The institutions pulling ahead share four characteristics that separate execution from experimentation:
First, they've moved beyond pilots to transform critical business areas. They're deploying use cases that move the needle on revenue, efficiency, and risk. The focus is narrow. The execution is disciplined. The impact is measurable.
Second, they've adopted centralized operating models that enable coordination and scale. Without a platform to build on and a coordinated strategy to follow, individual pilots remain exactly that - individual, isolated, and ultimately inconsequential. Research shows that 70% of banks with highly centralized AI operating models have progressed to putting use cases into production. Only 30% of those with fully decentralized approaches have achieved the same.
Third, they've built platforms rather than point solutions.
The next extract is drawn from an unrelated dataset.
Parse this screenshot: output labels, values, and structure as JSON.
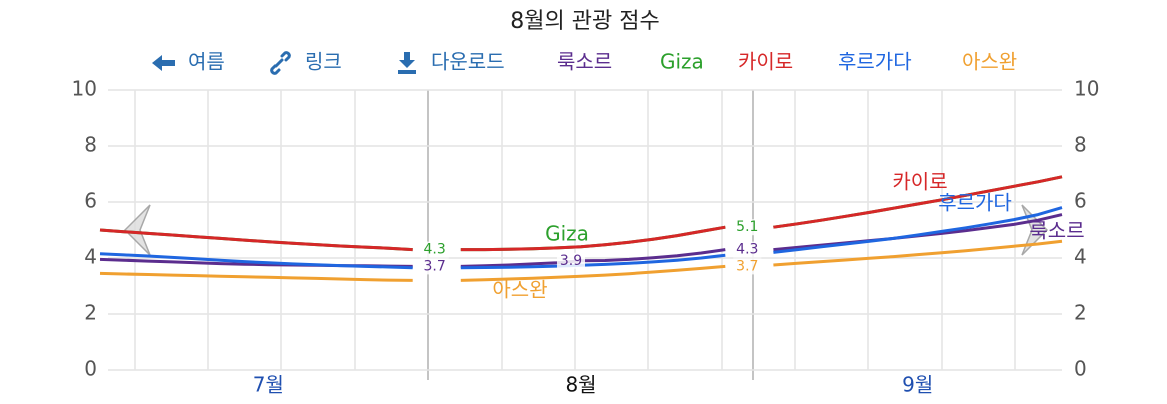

Foundational capabilities get built once and reused across multiple use cases, enabling 50 to 60% reuse rates and faster deployment cycles. This architectural discipline creates compounding advantages as each new use case becomes easier to deploy than the last.
Fourth, they've connected every initiative to metrics that matter at the board level. Every use case maps to a CFO-tracked metric. No fuzzy ROI. No ambiguous value propositions. Just clear lines of sight from AI investment to business impact.
1 Backbase Value Consulting, AI ROI Blueprint Webinar, 2025.